Tips on Repairing a Webster Magneto


| July/August 1989



Richard Hamp submitted this from Webster magneto service material with permission.  

Wherever possible, the customer should always be cautioned to have both the magneto and igniter plug repaired, because very often the magneto is blamed for trouble that is in the igniter plug.

Inspecting and Repairing the Magneto Equipment
When a magneto and igniter plug is received for repair, check carefully all parts and replace those showing any wear. Particular attention should be given to the following:

a. Bearings in end plates: Are they worn allowing the inductor to rub on pole pieces?
b. Inductor springs: Are they weak?
c. Push Finger: Has it become worn to such an extent that it will allow the push rod to slip off before the inductor has the proper oscillation?
d. Terminal screws: Do they strike the top cover? If so, it will cause a short.
e. Movable electrode: Is it working freely? Will it continue to work freely when the igniter plug becomes hot?
f. Electrode arm spring: Has this spring tension enough to bring the points together?
g. Insulation around stationary electrode: Is it burnt or have carbon deposits formed and worked in between the mica washers? In either case this will cause a short. By using a 110 volt test lamp it is easy to determine whether or not there is a short. Whenever there is the least doubt as to whether or not the insulation will stand up for any length of time, always replace it.
h. Spark points: Are they worn so badly that they will not make proper contact?
j. Terminal: Does this strike any part of the ignitor plug? If so it will cause a short.
k. Adjusting screw: Is this properly adjusted so that it opens the igniter points by striking the tail of the push finger when the magneto is tripped? This screw should be adjusted so that it just barely touches the tail of the push finger when the inductor springs are in a horizontal or 'at rest' position. This of course refers only to AM, AMM, AK, AL, AJZ, AJY and APY types of magnetos.

Testing Magneto for Voltage
After checking up on the points referred to above, remove the magneto from the igniter plug. Next remove the inductor springs and spring arm and drive the magneto at 500 RPM checking the voltage on an A.C. voltmeter. Then compare the voltage output of that particular type of magneto with that given on the voltage chart (blueprint) which we furnish to all service stations. Should the magneto not develop at least the minimum voltage shown on this chart, remagnetize and again check the voltmeter. If, after remagnetizing, the magneto gives voltage somewhat lower than the specified minimum, it may need either new coils or a new magnet.

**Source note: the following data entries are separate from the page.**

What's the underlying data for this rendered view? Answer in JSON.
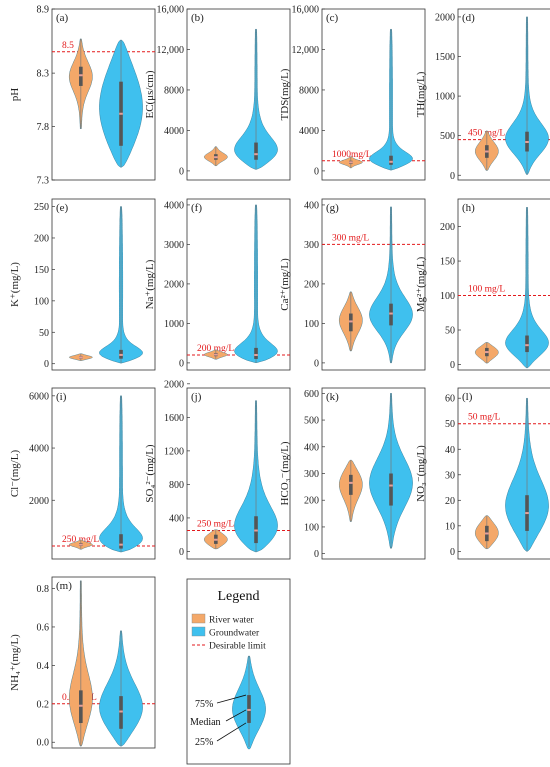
{
  "colors": {
    "river": "#F4A869",
    "ground": "#3FC0EE",
    "limit": "#E31A1C",
    "box": "#555555",
    "median": "#E8A09A",
    "frame": "#333333"
  },
  "chart_data": [
    {
      "id": "a",
      "type": "violin",
      "label": "(a)",
      "ylabel": "pH",
      "ylim": [
        7.3,
        8.9
      ],
      "yticks": [
        "7.3",
        "7.8",
        "8.3",
        "8.9"
      ],
      "limit": 8.5,
      "limit_label": "8.5",
      "river": {
        "min": 7.78,
        "q1": 8.18,
        "median": 8.28,
        "q3": 8.36,
        "max": 8.62,
        "mode": 8.28
      },
      "ground": {
        "min": 7.42,
        "q1": 7.62,
        "median": 7.92,
        "q3": 8.22,
        "max": 8.61,
        "mode": 7.95
      }
    },
    {
      "id": "b",
      "type": "violin",
      "label": "(b)",
      "ylabel": "EC(μs/cm)",
      "ylim": [
        -900,
        16000
      ],
      "yticks": [
        "0",
        "4000",
        "8000",
        "12,000",
        "16,000"
      ],
      "limit": null,
      "limit_label": "",
      "river": {
        "min": 500,
        "q1": 1100,
        "median": 1350,
        "q3": 1650,
        "max": 2400,
        "mode": 1350
      },
      "ground": {
        "min": 150,
        "q1": 1100,
        "median": 1650,
        "q3": 2800,
        "max": 14000,
        "mode": 1500
      }
    },
    {
      "id": "c",
      "type": "violin",
      "label": "(c)",
      "ylabel": "TDS(mg/L)",
      "ylim": [
        -900,
        16000
      ],
      "yticks": [
        "0",
        "4000",
        "8000",
        "12,000",
        "16,000"
      ],
      "limit": 1000,
      "limit_label": "1000mg/L",
      "river": {
        "min": 300,
        "q1": 700,
        "median": 850,
        "q3": 1000,
        "max": 1400,
        "mode": 850
      },
      "ground": {
        "min": 80,
        "q1": 600,
        "median": 900,
        "q3": 1500,
        "max": 14000,
        "mode": 900
      }
    },
    {
      "id": "d",
      "type": "violin",
      "label": "(d)",
      "ylabel": "TH(mg/L)",
      "ylim": [
        -60,
        2100
      ],
      "yticks": [
        "0",
        "500",
        "1000",
        "1500",
        "2000"
      ],
      "limit": 450,
      "limit_label": "450 mg/L",
      "river": {
        "min": 60,
        "q1": 220,
        "median": 300,
        "q3": 380,
        "max": 560,
        "mode": 300
      },
      "ground": {
        "min": 10,
        "q1": 300,
        "median": 420,
        "q3": 550,
        "max": 2000,
        "mode": 420
      }
    },
    {
      "id": "e",
      "type": "violin",
      "label": "(e)",
      "ylabel": "K⁺(mg/L)",
      "ylim": [
        -10,
        262
      ],
      "yticks": [
        "0",
        "50",
        "100",
        "150",
        "200",
        "250"
      ],
      "limit": null,
      "limit_label": "",
      "river": {
        "min": 5,
        "q1": 8,
        "median": 10,
        "q3": 12,
        "max": 16,
        "mode": 10
      },
      "ground": {
        "min": 1,
        "q1": 8,
        "median": 14,
        "q3": 22,
        "max": 250,
        "mode": 12
      }
    },
    {
      "id": "f",
      "type": "violin",
      "label": "(f)",
      "ylabel": "Na⁺(mg/L)",
      "ylim": [
        -180,
        4150
      ],
      "yticks": [
        "0",
        "1000",
        "2000",
        "3000",
        "4000"
      ],
      "limit": 200,
      "limit_label": "200 mg/L",
      "river": {
        "min": 90,
        "q1": 170,
        "median": 210,
        "q3": 250,
        "max": 330,
        "mode": 210
      },
      "ground": {
        "min": 5,
        "q1": 100,
        "median": 200,
        "q3": 380,
        "max": 4000,
        "mode": 180
      }
    },
    {
      "id": "g",
      "type": "violin",
      "label": "(g)",
      "ylabel": "Ca²⁺(mg/L)",
      "ylim": [
        -18,
        415
      ],
      "yticks": [
        "0",
        "100",
        "200",
        "300",
        "400"
      ],
      "limit": 300,
      "limit_label": "300 mg/L",
      "river": {
        "min": 30,
        "q1": 80,
        "median": 105,
        "q3": 125,
        "max": 180,
        "mode": 110
      },
      "ground": {
        "min": 0,
        "q1": 95,
        "median": 125,
        "q3": 150,
        "max": 395,
        "mode": 115
      }
    },
    {
      "id": "h",
      "type": "violin",
      "label": "(h)",
      "ylabel": "Mg²⁺(mg/L)",
      "ylim": [
        -8,
        240
      ],
      "yticks": [
        "0",
        "50",
        "100",
        "150",
        "200"
      ],
      "limit": 100,
      "limit_label": "100 mg/L",
      "river": {
        "min": 2,
        "q1": 12,
        "median": 18,
        "q3": 24,
        "max": 32,
        "mode": 18
      },
      "ground": {
        "min": -5,
        "q1": 18,
        "median": 28,
        "q3": 42,
        "max": 228,
        "mode": 25
      }
    },
    {
      "id": "i",
      "type": "violin",
      "label": "(i)",
      "ylabel": "Cl⁻(mg/L)",
      "ylim": [
        -250,
        6300
      ],
      "yticks": [
        "2000",
        "4000",
        "6000"
      ],
      "limit": 250,
      "limit_label": "250 mg/L",
      "river": {
        "min": 120,
        "q1": 250,
        "median": 300,
        "q3": 360,
        "max": 480,
        "mode": 300
      },
      "ground": {
        "min": 20,
        "q1": 150,
        "median": 300,
        "q3": 700,
        "max": 6000,
        "mode": 300
      }
    },
    {
      "id": "j",
      "type": "violin",
      "label": "(j)",
      "ylabel": "SO₄²⁻(mg/L)",
      "ylim": [
        -90,
        1950
      ],
      "yticks": [
        "0",
        "400",
        "800",
        "1200",
        "1600",
        "2000"
      ],
      "limit": 250,
      "limit_label": "250 mg/L",
      "river": {
        "min": 30,
        "q1": 90,
        "median": 140,
        "q3": 200,
        "max": 260,
        "mode": 140
      },
      "ground": {
        "min": -5,
        "q1": 100,
        "median": 250,
        "q3": 420,
        "max": 1800,
        "mode": 180
      }
    },
    {
      "id": "k",
      "type": "violin",
      "label": "(k)",
      "ylabel": "HCO₃⁻(mg/L)",
      "ylim": [
        -20,
        620
      ],
      "yticks": [
        "0",
        "100",
        "200",
        "300",
        "400",
        "500",
        "600"
      ],
      "limit": null,
      "limit_label": "",
      "river": {
        "min": 120,
        "q1": 220,
        "median": 265,
        "q3": 295,
        "max": 350,
        "mode": 270
      },
      "ground": {
        "min": 20,
        "q1": 180,
        "median": 255,
        "q3": 300,
        "max": 600,
        "mode": 260
      }
    },
    {
      "id": "l",
      "type": "violin",
      "label": "(l)",
      "ylabel": "NO₃⁻(mg/L)",
      "ylim": [
        -3,
        64
      ],
      "yticks": [
        "0",
        "10",
        "20",
        "30",
        "40",
        "50",
        "60"
      ],
      "limit": 50,
      "limit_label": "50 mg/L",
      "river": {
        "min": 1,
        "q1": 4,
        "median": 7,
        "q3": 10,
        "max": 14,
        "mode": 7
      },
      "ground": {
        "min": 0,
        "q1": 8,
        "median": 15,
        "q3": 22,
        "max": 60,
        "mode": 15
      }
    },
    {
      "id": "m",
      "type": "violin",
      "label": "(m)",
      "ylabel": "NH₄⁺(mg/L)",
      "ylim": [
        -0.03,
        0.86
      ],
      "yticks": [
        "0.0",
        "0.2",
        "0.4",
        "0.6",
        "0.8"
      ],
      "limit": 0.2,
      "limit_label": "0.2 mg/L",
      "river": {
        "min": -0.02,
        "q1": 0.1,
        "median": 0.19,
        "q3": 0.27,
        "max": 0.84,
        "mode": 0.2
      },
      "ground": {
        "min": -0.02,
        "q1": 0.07,
        "median": 0.16,
        "q3": 0.24,
        "max": 0.58,
        "mode": 0.15
      }
    }
  ],
  "legend": {
    "title": "Legend",
    "items": [
      {
        "label": "River water",
        "kind": "river"
      },
      {
        "label": "Groundwater",
        "kind": "ground"
      },
      {
        "label": "Desirable limit",
        "kind": "limit"
      }
    ],
    "annotations": [
      {
        "label": "75%"
      },
      {
        "label": "Median"
      },
      {
        "label": "25%"
      }
    ]
  }
}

a. Substitute a new magnet and test for voltage. If it still remains low, the trouble must be in the coils, and the original magnet should be replaced.
b. Remove the coils and replace with a new pair, first warming them in an oven to make them pliable. NOTE: Before removing the old coils, observe carefully the relation of the lead wires, and install the new coils the same way. Otherwise the two coils may oppose each other and no current result. If, after remagnetizing, the voltmeter shows no indication at all, observe the following:

Remove top cover, and examine the wires which are fastened to the terminal block, making sure they are securely fastened. Also see the opposite end of the coil is securely fastened under the ground screw. This is under the end plate on the opposite side from the lead wire. Test for voltage with the top cover off, to determine if it shorted the terminal.